Any benefit of video over IP will depend on whether the use of IP allows us to change the nature of the video experience, not because IP is somehow more suitable. If we assume we have one video service model, the best technology to deliver it would be the cheapest one that could support the experience with proper service quality. In countries where broadband speeds are high, broadband IP would certainly be a candidate. But where broadband can’t carry TV naturally, the cost of making IPTV work might not be justified–unless it’s better TV and not just "IP" TV.
What’s "better TV?"
Apparently it’s not what networks are delivering today, because viewership is down and networks are rebating ad revenues for lack of audience share. A quick survey showed more than three of four viewers think there are more commercials, more reruns, less quality–and this was before the writers’ strike.
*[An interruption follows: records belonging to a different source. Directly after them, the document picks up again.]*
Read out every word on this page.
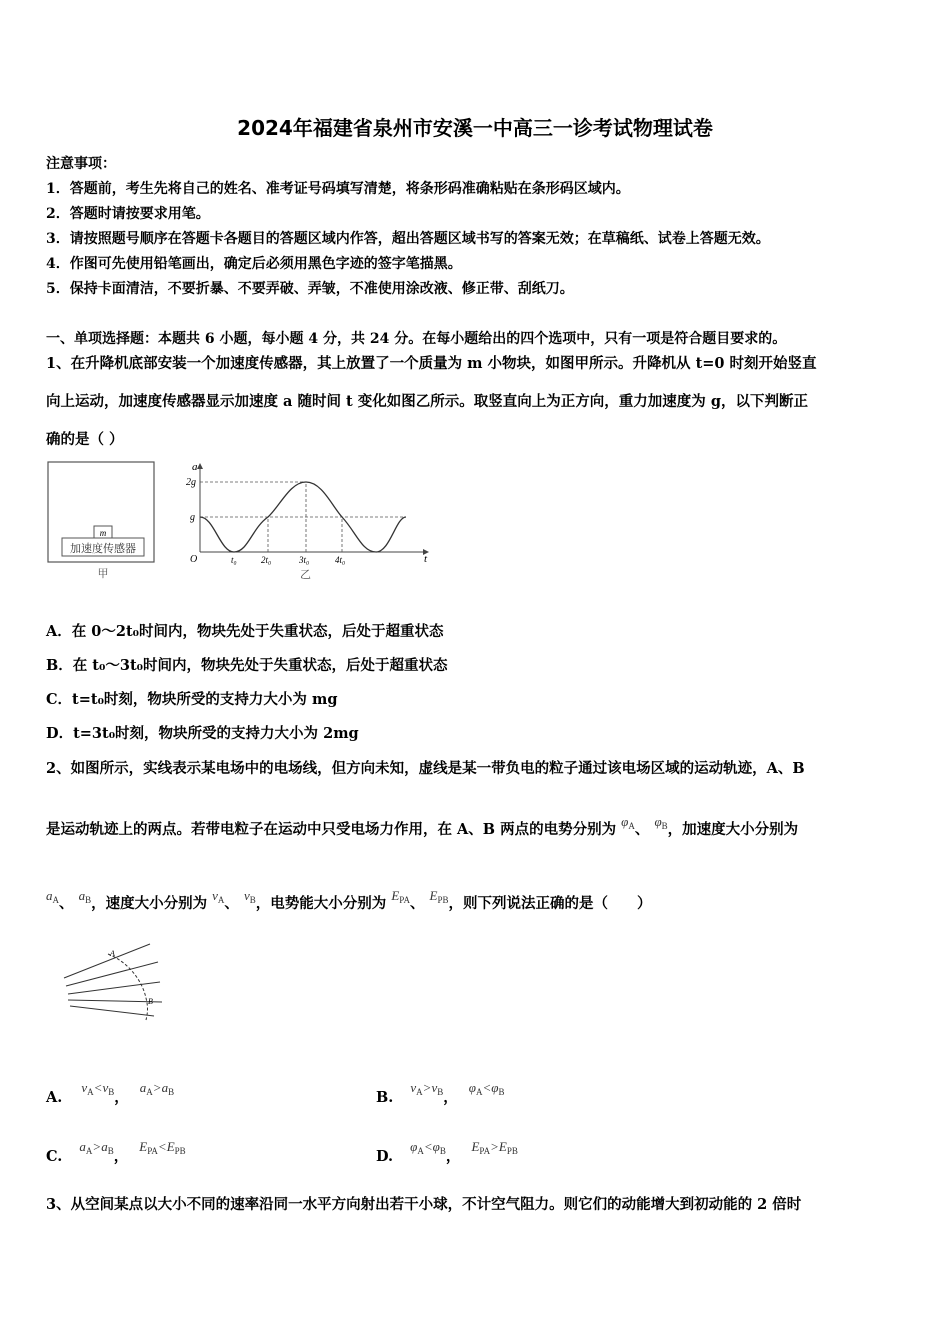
2024年福建省泉州市安溪一中高三一诊考试物理试卷
注意事项：
1．答题前，考生先将自己的姓名、准考证号码填写清楚，将条形码准确粘贴在条形码区域内。
2．答题时请按要求用笔。
3．请按照题号顺序在答题卡各题目的答题区域内作答，超出答题区域书写的答案无效；在草稿纸、试卷上答题无效。
4．作图可先使用铅笔画出，确定后必须用黑色字迹的签字笔描黑。
5．保持卡面清洁，不要折暴、不要弄破、弄皱，不准使用涂改液、修正带、刮纸刀。
一、单项选择题：本题共 6 小题，每小题 4 分，共 24 分。在每小题给出的四个选项中，只有一项是符合题目要求的。
1、在升降机底部安装一个加速度传感器，其上放置了一个质量为 m 小物块，如图甲所示。升降机从 t=0 时刻开始竖直
向上运动，加速度传感器显示加速度 a 随时间 t 变化如图乙所示。取竖直向上为正方向，重力加速度为 g，以下判断正
确的是（ ）
m
加速度传感器
甲
a
t
O
2g
g
t₀	2t₀	3t₀	4t₀
乙
A．在 0～2t₀时间内，物块先处于失重状态，后处于超重状态
B．在 t₀～3t₀时间内，物块先处于失重状态，后处于超重状态
C．t=t₀时刻，物块所受的支持力大小为 mg
D．t=3t₀时刻，物块所受的支持力大小为 2mg
2、如图所示，实线表示某电场中的电场线，但方向未知，虚线是某一带负电的粒子通过该电场区域的运动轨迹，A、B
是运动轨迹上的两点。若带电粒子在运动中只受电场力作用，在 A、B 两点的电势分别为 $\varphi_A$、 $\varphi_B$，加速度大小分别为
$a_A$、 $a_B$，速度大小分别为 $v_A$、 $v_B$，电势能大小分别为 $E_{PA}$、 $E_{PB}$，则下列说法正确的是（　　）
A
B
A. $v_A<v_B$， $a_A>a_B$	B. $v_A>v_B$， $\varphi_A<\varphi_B$
C. $a_A>a_B$， $E_{PA}<E_{PB}$	D. $\varphi_A<\varphi_B$， $E_{PA}>E_{PB}$
3、从空间某点以大小不同的速率沿同一水平方向射出若干小球，不计空气阻力。则它们的动能增大到初动能的 2 倍时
We may be focusing on the wrong issues when we talk about the evolution of video to online. Crummy shows are crummy over IP, cable, broadcast, FiOS or satellite. Avoiding them is mostly a financial issue; if you have money to hire stars and produce good stuff, people will watch. The money comes from advertising, which may wane if quality does. Some in the media are saying the current situation could create a downward spiral, an evil feedback loop of falling revenue driving falling quality driving further revenue declines.
They say VoD is the future model, but does that help? Spreading viewers across the 19 or so channels the average household watches regularly creates 19 content strategies, each with a smaller chunk of the ad budget. If every consumer has a private lineup of favorite shows selected across all available content strategies, how will the dollars to produce everything divide?
YouTube the answer?
Today YouTube is a diversion and it can be socialized in the market’s youth segment, but some astonishing improvements in production quality are needed before YouTube breaks into regular weekday night programming. Some quality YouTube producers will spend a hundred grand on production equipment and dedicate a year to filming an hour episode if somebody pays, but who will?
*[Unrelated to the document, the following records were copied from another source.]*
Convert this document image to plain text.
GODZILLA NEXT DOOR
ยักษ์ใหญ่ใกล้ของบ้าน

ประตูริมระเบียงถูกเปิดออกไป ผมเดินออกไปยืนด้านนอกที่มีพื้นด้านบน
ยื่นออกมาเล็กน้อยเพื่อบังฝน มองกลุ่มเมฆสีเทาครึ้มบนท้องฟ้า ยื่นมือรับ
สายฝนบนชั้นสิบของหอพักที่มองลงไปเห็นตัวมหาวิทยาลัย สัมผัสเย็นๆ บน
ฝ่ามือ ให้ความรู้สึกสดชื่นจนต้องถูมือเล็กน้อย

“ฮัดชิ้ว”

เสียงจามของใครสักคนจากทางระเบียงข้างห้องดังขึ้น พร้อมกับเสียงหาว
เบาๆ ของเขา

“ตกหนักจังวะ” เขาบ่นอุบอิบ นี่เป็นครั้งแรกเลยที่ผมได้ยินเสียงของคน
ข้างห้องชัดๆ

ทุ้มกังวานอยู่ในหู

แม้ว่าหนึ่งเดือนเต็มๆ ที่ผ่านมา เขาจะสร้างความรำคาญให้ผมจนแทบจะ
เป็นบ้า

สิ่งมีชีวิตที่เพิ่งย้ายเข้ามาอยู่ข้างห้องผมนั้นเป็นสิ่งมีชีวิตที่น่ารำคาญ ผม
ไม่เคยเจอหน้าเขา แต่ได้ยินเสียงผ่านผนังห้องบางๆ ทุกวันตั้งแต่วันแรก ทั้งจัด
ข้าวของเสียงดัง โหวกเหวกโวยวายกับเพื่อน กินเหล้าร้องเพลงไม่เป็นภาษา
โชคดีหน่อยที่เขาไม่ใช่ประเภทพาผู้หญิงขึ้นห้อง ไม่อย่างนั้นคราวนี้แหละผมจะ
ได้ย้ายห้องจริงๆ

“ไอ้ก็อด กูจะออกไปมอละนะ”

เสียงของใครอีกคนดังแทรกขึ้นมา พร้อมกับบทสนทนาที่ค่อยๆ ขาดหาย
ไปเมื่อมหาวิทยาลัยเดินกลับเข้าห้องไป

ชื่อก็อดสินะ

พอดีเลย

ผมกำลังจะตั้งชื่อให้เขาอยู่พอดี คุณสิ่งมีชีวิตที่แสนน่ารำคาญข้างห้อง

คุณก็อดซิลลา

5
The Internet training us to instant entertainment gratification may be the very thing changing our video viewing habits. The people who used to watch the best thing are increasingly looking for something not "best," implying the best of a bad lot, but at least "good." IP can deliver that, but so can broadcast, satellite and cable.
Personalization
The issue we will face in 2008 and beyond is coping with personalization: more diversified, quality, polished content production to satisfy individual taste. By 2010 we’ll need about five times the number of professional video producers we had at the start of 2007.
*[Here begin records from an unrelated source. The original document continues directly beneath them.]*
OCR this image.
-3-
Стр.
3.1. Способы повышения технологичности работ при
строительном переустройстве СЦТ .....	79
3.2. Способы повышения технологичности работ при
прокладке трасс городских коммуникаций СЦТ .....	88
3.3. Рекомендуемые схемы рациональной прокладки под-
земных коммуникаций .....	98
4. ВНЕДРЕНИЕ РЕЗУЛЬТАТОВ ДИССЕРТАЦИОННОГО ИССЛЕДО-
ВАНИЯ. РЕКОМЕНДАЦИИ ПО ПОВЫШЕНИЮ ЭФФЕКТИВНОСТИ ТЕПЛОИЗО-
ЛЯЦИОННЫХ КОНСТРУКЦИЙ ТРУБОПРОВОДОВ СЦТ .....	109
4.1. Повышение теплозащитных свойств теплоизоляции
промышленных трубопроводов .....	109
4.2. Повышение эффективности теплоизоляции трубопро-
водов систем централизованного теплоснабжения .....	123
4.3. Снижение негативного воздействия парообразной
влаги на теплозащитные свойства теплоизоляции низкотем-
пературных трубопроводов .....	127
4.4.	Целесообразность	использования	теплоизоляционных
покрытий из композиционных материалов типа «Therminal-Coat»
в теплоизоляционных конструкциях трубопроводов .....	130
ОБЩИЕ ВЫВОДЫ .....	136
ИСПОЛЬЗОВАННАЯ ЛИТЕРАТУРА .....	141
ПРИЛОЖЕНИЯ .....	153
We’ll also need changes in how advertising works. Online advertising isn’t blotting out traditional broadcast advertising. VoD is blotting out traditional broadcast. This permits more precise ad targeting, but the ad industry won’t get more of a bite of the retail revenue than it does today. We must determine how to distribute that money when we’ve moved from three networks to 300 million or more virtual networks made up of show-picking individual households, and in a single generation.
The interest today in mobile advertising is a reflection of the shift from home-phone to mobile-phone dependence. Advertisers are already giving discounts to people who send cell phone photos of ads or billboards, because that shows the consumer actually looked at the ad.
Interactivity
It’s very likely the most meaningful trend in TV and video won’t be IP, but interactivity. People will play games with commercials because that way they watch them. Interactivity is coming to TV with the digital transition in 2009. Could broadband TV or content delivery take it even further?
The secret sauce for IPTV won’t be just IP but a new dimension in interactivity; a dimension that’s getting submerged in simple delivery technology issues that won’t by themselves mean anything at all.